My kids are reasonably comfortable with radians, expressed as fractions of pi, and we do a lot of measuring with radian protractors, so they can even do things other than special angles. (More on that another day.) If I give them an angle, they can tell me what quadrant it is, and they can often explain their reasoning.
But then we hit inverse trig today. I don’t know what your calculator does, but our calculators spit out decimals when they evaluate inverse trig functions. And every year, my kids get confused. “Wait, but I thought this was supposed to be an angle in radians? It’s a decimal! Where’s the fraction? Where’s pi?” And then they get confused about whether they have an x-coordinate or an angle and they switch up arccosine and cosine (an admittedly easy thing to do) and the whole thing is a mess.
Using the radian protractors helped. I have one set that has fractions of pi on it and another set has decimals on it. Things got a little better.
We solved some equations like cos(theta) = 0.3 and got things like 1.26 and 5.02.
But then, right at the end of class, I decided to throw up a coordinate axis and label it: 0, pi/2, pi, 3/pi/2, 2pi.

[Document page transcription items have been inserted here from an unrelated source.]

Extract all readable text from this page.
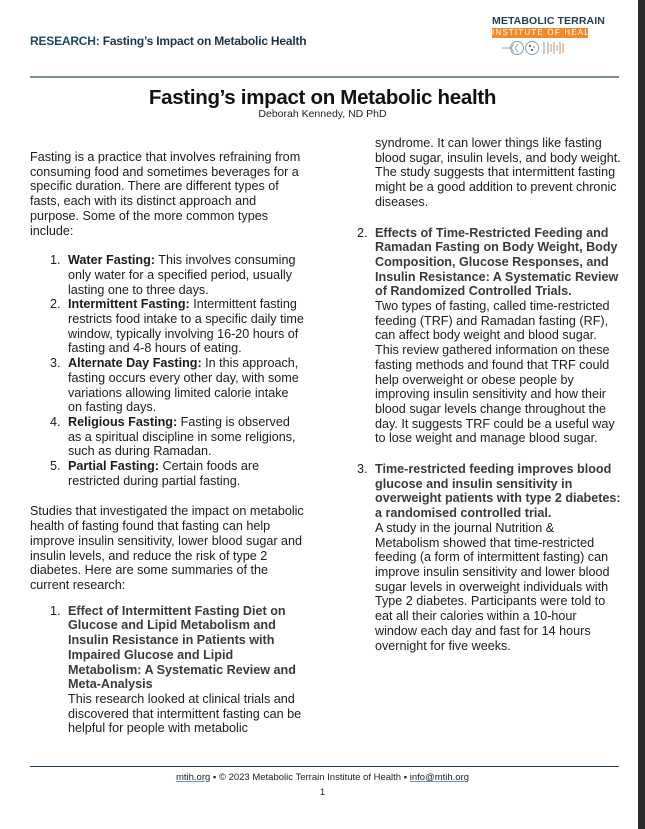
RESEARCH: Fasting’s Impact on Metabolic Health
METABOLIC TERRAIN
INSTITUTE OF HEALTH
Fasting’s impact on Metabolic health
Deborah Kennedy, ND PhD

Fasting is a practice that involves refraining from consuming food and sometimes beverages for a specific duration. There are different types of fasts, each with its distinct approach and purpose. Some of the more common types include:

1. Water Fasting: This involves consuming only water for a specified period, usually lasting one to three days.
2. Intermittent Fasting: Intermittent fasting restricts food intake to a specific daily time window, typically involving 16-20 hours of fasting and 4-8 hours of eating.
3. Alternate Day Fasting: In this approach, fasting occurs every other day, with some variations allowing limited calorie intake on fasting days.
4. Religious Fasting: Fasting is observed as a spiritual discipline in some religions, such as during Ramadan.
5. Partial Fasting: Certain foods are restricted during partial fasting.

Studies that investigated the impact on metabolic health of fasting found that fasting can help improve insulin sensitivity, lower blood sugar and insulin levels, and reduce the risk of type 2 diabetes. Here are some summaries of the current research:

1. Effect of Intermittent Fasting Diet on Glucose and Lipid Metabolism and Insulin Resistance in Patients with Impaired Glucose and Lipid Metabolism: A Systematic Review and Meta-Analysis
This research looked at clinical trials and discovered that intermittent fasting can be helpful for people with metabolic

syndrome. It can lower things like fasting blood sugar, insulin levels, and body weight. The study suggests that intermittent fasting might be a good addition to prevent chronic diseases.

2. Effects of Time-Restricted Feeding and Ramadan Fasting on Body Weight, Body Composition, Glucose Responses, and Insulin Resistance: A Systematic Review of Randomized Controlled Trials.
Two types of fasting, called time-restricted feeding (TRF) and Ramadan fasting (RF), can affect body weight and blood sugar. This review gathered information on these fasting methods and found that TRF could help overweight or obese people by improving insulin sensitivity and how their blood sugar levels change throughout the day. It suggests TRF could be a useful way to lose weight and manage blood sugar.
3. Time-restricted feeding improves blood glucose and insulin sensitivity in overweight patients with type 2 diabetes: a randomised controlled trial.
A study in the journal Nutrition & Metabolism showed that time-restricted feeding (a form of intermittent fasting) can improve insulin sensitivity and lower blood sugar levels in overweight individuals with Type 2 diabetes. Participants were told to eat all their calories within a 10-hour window each day and fast for 14 hours overnight for five weeks.
mtih.org ▪ © 2023 Metabolic Terrain Institute of Health ▪ info@mtih.org
1
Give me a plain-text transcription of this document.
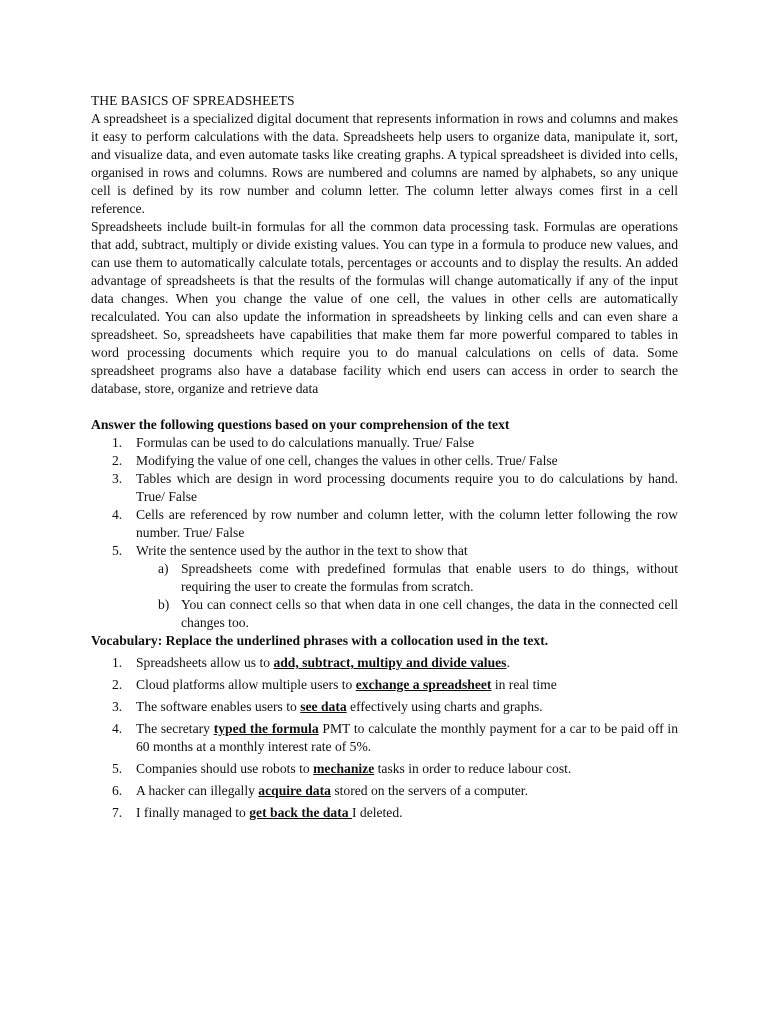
THE BASICS OF SPREADSHEETS

A spreadsheet is a specialized digital document that represents information in rows and columns and makes it easy to perform calculations with the data. Spreadsheets help users to organize data, manipulate it, sort, and visualize data, and even automate tasks like creating graphs. A typical spreadsheet is divided into cells, organised in rows and columns. Rows are numbered and columns are named by alphabets, so any unique cell is defined by its row number and column letter. The column letter always comes first in a cell reference.

Spreadsheets include built-in formulas for all the common data processing task. Formulas are operations that add, subtract, multiply or divide existing values. You can type in a formula to produce new values, and can use them to automatically calculate totals, percentages or accounts and to display the results. An added advantage of spreadsheets is that the results of the formulas will change automatically if any of the input data changes. When you change the value of one cell, the values in other cells are automatically recalculated. You can also update the information in spreadsheets by linking cells and can even share a spreadsheet. So, spreadsheets have capabilities that make them far more powerful compared to tables in word processing documents which require you to do manual calculations on cells of data. Some spreadsheet programs also have a database facility which end users can access in order to search the database, store, organize and retrieve data

Answer the following questions based on your comprehension of the text

1. Formulas can be used to do calculations manually. True/ False
2. Modifying the value of one cell, changes the values in other cells. True/ False
3. Tables which are design in word processing documents require you to do calculations by hand. True/ False
4. Cells are referenced by row number and column letter, with the column letter following the row number. True/ False
5. Write the sentence used by the author in the text to show that
a) Spreadsheets come with predefined formulas that enable users to do things, without requiring the user to create the formulas from scratch.
b) You can connect cells so that when data in one cell changes, the data in the connected cell changes too.

Vocabulary: Replace the underlined phrases with a collocation used in the text.

1. Spreadsheets allow us to add, subtract, multipy and divide values.
2. Cloud platforms allow multiple users to exchange a spreadsheet in real time
3. The software enables users to see data effectively using charts and graphs.
4. The secretary typed the formula PMT to calculate the monthly payment for a car to be paid off in 60 months at a monthly interest rate of 5%.
5. Companies should use robots to mechanize tasks in order to reduce labour cost.
6. A hacker can illegally acquire data stored on the servers of a computer.
7. I finally managed to get back the data I deleted.
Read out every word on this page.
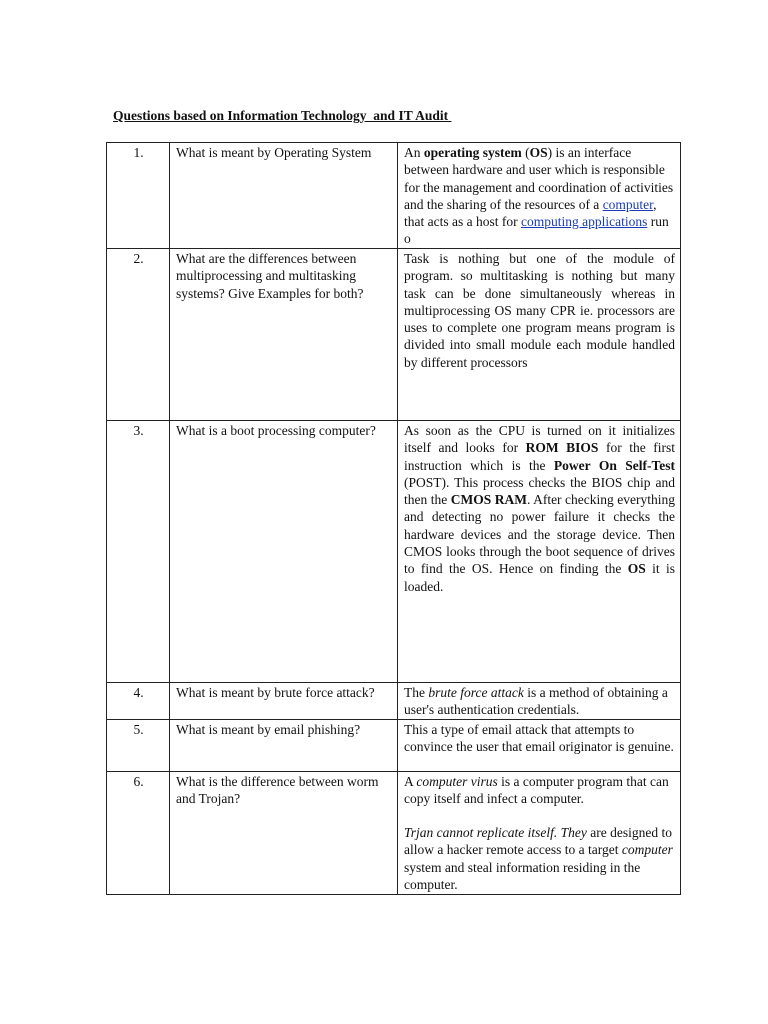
Questions based on Information Technology  and IT Audit
1.	What is meant by Operating System	An operating system (OS) is an interface between hardware and user which is responsible for the management and coordination of activities and the sharing of the resources of a computer, that acts as a host for computing applications run o
2.	What are the differences between multiprocessing and multitasking systems? Give Examples for both?	Task is nothing but one of the module of program. so multitasking is nothing but many task can be done simultaneously whereas in multiprocessing OS many CPR ie. processors are uses to complete one program means program is divided into small module each module handled by different processors
3.	What is a boot processing computer?	As soon as the CPU is turned on it initializes itself and looks for ROM BIOS for the first instruction which is the Power On Self-Test (POST). This process checks the BIOS chip and then the CMOS RAM. After checking everything and detecting no power failure it checks the hardware devices and the storage device. Then CMOS looks through the boot sequence of drives to find the OS. Hence on finding the OS it is loaded.
4.	What is meant by brute force attack?	The brute force attack is a method of obtaining a user's authentication credentials.
5.	What is meant by email phishing?	This a type of email attack that attempts to convince the user that email originator is genuine.
6.	What is the difference between worm and Trojan?	A computer virus is a computer program that can copy itself and infect a computer.

Trjan cannot replicate itself. They are designed to allow a hacker remote access to a target computer system and steal information residing in the computer.
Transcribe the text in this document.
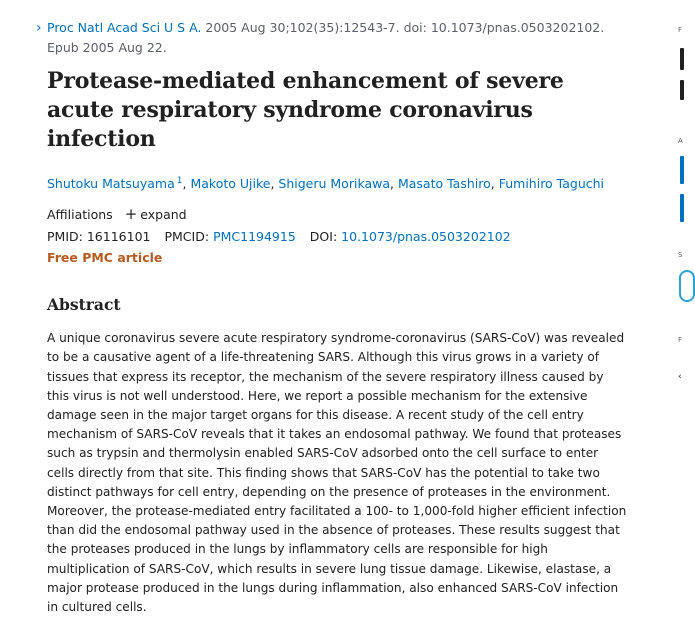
› Proc Natl Acad Sci U S A. 2005 Aug 30;102(35):12543-7. doi: 10.1073/pnas.0503202102.
Epub 2005 Aug 22.
Protease-mediated enhancement of severe acute respiratory syndrome coronavirus infection
Shutoku Matsuyama $^1$, Makoto Ujike, Shigeru Morikawa, Masato Tashiro, Fumihiro Taguchi
Affiliations + expand
PMID: 16116101 PMCID: PMC1194915 DOI: 10.1073/pnas.0503202102
Free PMC article
Abstract
A unique coronavirus severe acute respiratory syndrome-coronavirus (SARS-CoV) was revealed to be a causative agent of a life-threatening SARS. Although this virus grows in a variety of tissues that express its receptor, the mechanism of the severe respiratory illness caused by this virus is not well understood. Here, we report a possible mechanism for the extensive damage seen in the major target organs for this disease. A recent study of the cell entry mechanism of SARS-CoV reveals that it takes an endosomal pathway. We found that proteases such as trypsin and thermolysin enabled SARS-CoV adsorbed onto the cell surface to enter cells directly from that site. This finding shows that SARS-CoV has the potential to take two distinct pathways for cell entry, depending on the presence of proteases in the environment. Moreover, the protease-mediated entry facilitated a 100- to 1,000-fold higher efficient infection than did the endosomal pathway used in the absence of proteases. These results suggest that the proteases produced in the lungs by inflammatory cells are responsible for high multiplication of SARS-CoV, which results in severe lung tissue damage. Likewise, elastase, a major protease produced in the lungs during inflammation, also enhanced SARS-CoV infection in cultured cells.
F
A
S
F
‹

“Guys, what’s pi as a decimal?”
And I labeled the negative x-axis as 3.14.
“What about pi/2?”
“You have a calculator….
“Oh!” (furious typing) “1.57!”
And I labeled the positive y-axis as 1.57. We kept going and ended up with something like this:
Lightbulbs went off all across the room. “So what quadrant are our answers in?”
“I and IV!”
“And does that make sense?”
The bell rang, and we didn’t get to the last question, but it helped them so much just for me to write down what pi, pi/2, 3pi/2, and 2pi were as decimals. They could see where the answers they were getting belonged. I should have done this years ago.